In the Blink of an AI
The Cascade platform was designed to deliver low-latency interactive intelligent computing applications on edge hardware.
The rise of machine learning applications has caused a surge in the use of powerful networks of computers in the cloud to handle the demanding computations required for training and inference. However, this centralized approach has several drawbacks. One major problem is the introduction of latency, which can cause sluggish interactions between users and applications. The data must travel between the user's device and the remote cloud servers, resulting in delays that are particularly noticeable in real-time or interactive situations.
In addition, the cost of deploying machine learning models in the cloud can be prohibitive, as the computational resources required for training and serving models at scale demand substantial financial investments. This high cost of operation can limit the accessibility of advanced machine learning capabilities for smaller organizations and projects.
Beyond economic concerns, the environmental impact of running large-scale machine learning operations in the cloud is a growing concern. The massive energy consumption of data centers contributes to carbon emissions and exacerbates the environmental footprint associated with machine learning technologies.
Furthermore, the reliance on cloud-based solutions raises privacy and security concerns, especially when dealing with confidential or sensitive data. Users must trust third-party cloud service providers with their information, posing potential risks of data breaches or unauthorized access.
A multi-institutional team led by researchers at Cornell University has recently released an open-source platform that was designed to address these issues. Created to foster the development of interactive intelligent computing applications, Cascade can significantly reduce per-event latency while still maintaining acceptable levels of throughput. By deploying applications to edge hardware with Cascade, applications generally run between two and ten times faster than typical cloud-based applications, enabling near real-time interactions in many cases.
Existing platforms for deploying and delivering edge AI applications tend to prioritize throughput over latency, with high-latency components like REST and gRPC APIs being leveraged as interconnects between nodes. With Cascade, low latency is given the highest priority, with super-fast technologies like remote DMA being used for inter-node communication. To further improve a common bottleneck that slows down applications, both data and compute capabilities are co-located on the same hardware.

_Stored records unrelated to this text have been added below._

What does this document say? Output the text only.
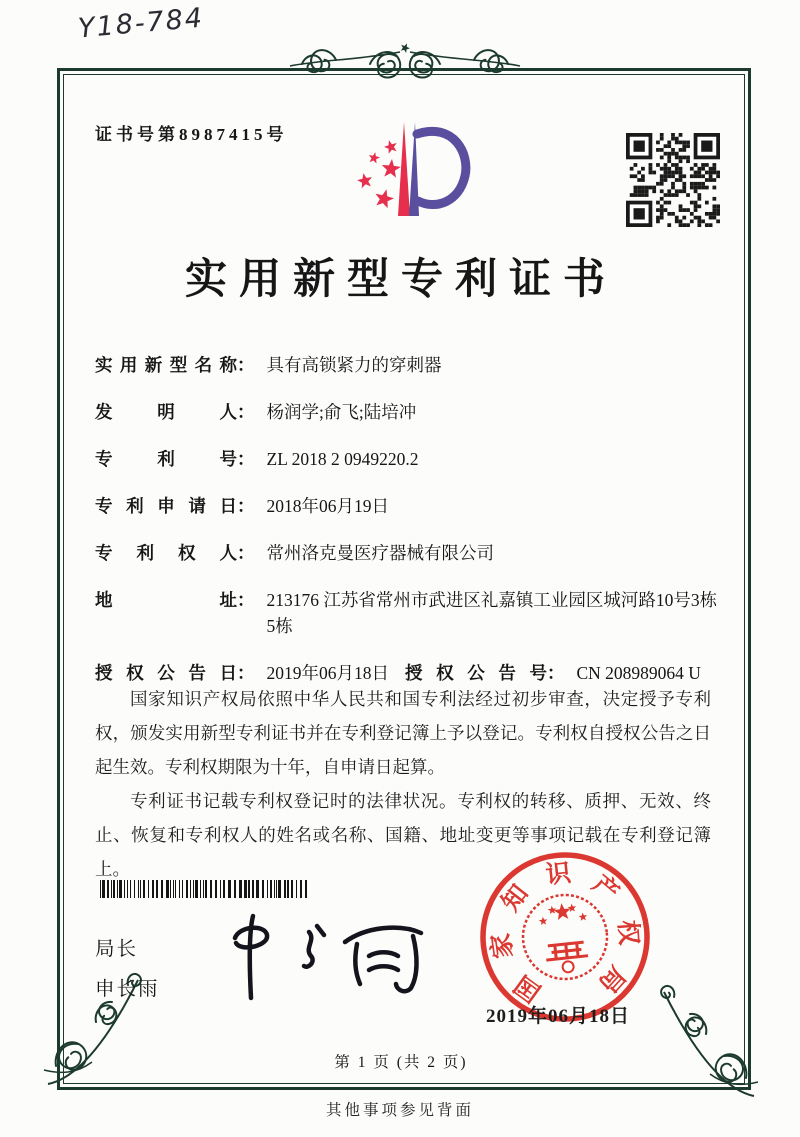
Y18-784
证书号第8987415号
实用新型专利证书
实用新型名称 ： 具有高锁紧力的穿刺器
发明人 ： 杨润学;俞飞;陆培冲
专利号 ： ZL 2018 2 0949220.2
专利申请日 ： 2018年06月19日
专利权人 ： 常州洛克曼医疗器械有限公司
地址 ： 213176 江苏省常州市武进区礼嘉镇工业园区城河路10号3栋5栋
授权公告日 ： 2019年06月18日 授权公告号 ： CN 208989064 U

国家知识产权局依照中华人民共和国专利法经过初步审查，决定授予专利权，颁发实用新型专利证书并在专利登记簿上予以登记。专利权自授权公告之日起生效。专利权期限为十年，自申请日起算。

专利证书记载专利权登记时的法律状况。专利权的转移、质押、无效、终止、恢复和专利权人的姓名或名称、国籍、地址变更等事项记载在专利登记簿上。

局长
申长雨	国
家
知
识 产
权
局
2019年06月18日
第 1 页 (共 2 页)
其他事项参见背面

These features do not come at the expense of compatibility — the custom key/value API utilized by Cascade is compatible with dataset APIs available in PyTorch, TensorFlow, and Spark. The researchers noted that, in general, Cascade requires no changes at all to the AI software.
Taken together, these characteristics make Cascade well-suited for applications where reaction times of a fraction of a second are required. This could have important applications in smart traffic intersections, digital agriculture, smart power grids, and automatic product inspection. Also considering the privacy-preserving aspect of using the system, many applications in medical diagnostics could also benefit.
A member of the team used their system to build a prototype of a smart traffic intersection. It is able to locate and track people, vehicles, bicycles, and other objects. If any of these objects are on a collision course, a warning is issued in a matter of milliseconds, while there may still be time to react. Another early application was described that images the udders of cows as they are milked to look for signs of mastitis, which is known to reduce milk production. Using this device, infections can be detected early before they become more severe and hinder production.
The researchers hope that others will leverage their technology to make AI applications more accessible. Toward that goal, the source code has been released under a permissive license, and installation instructions are available in the project’s GitHub repository.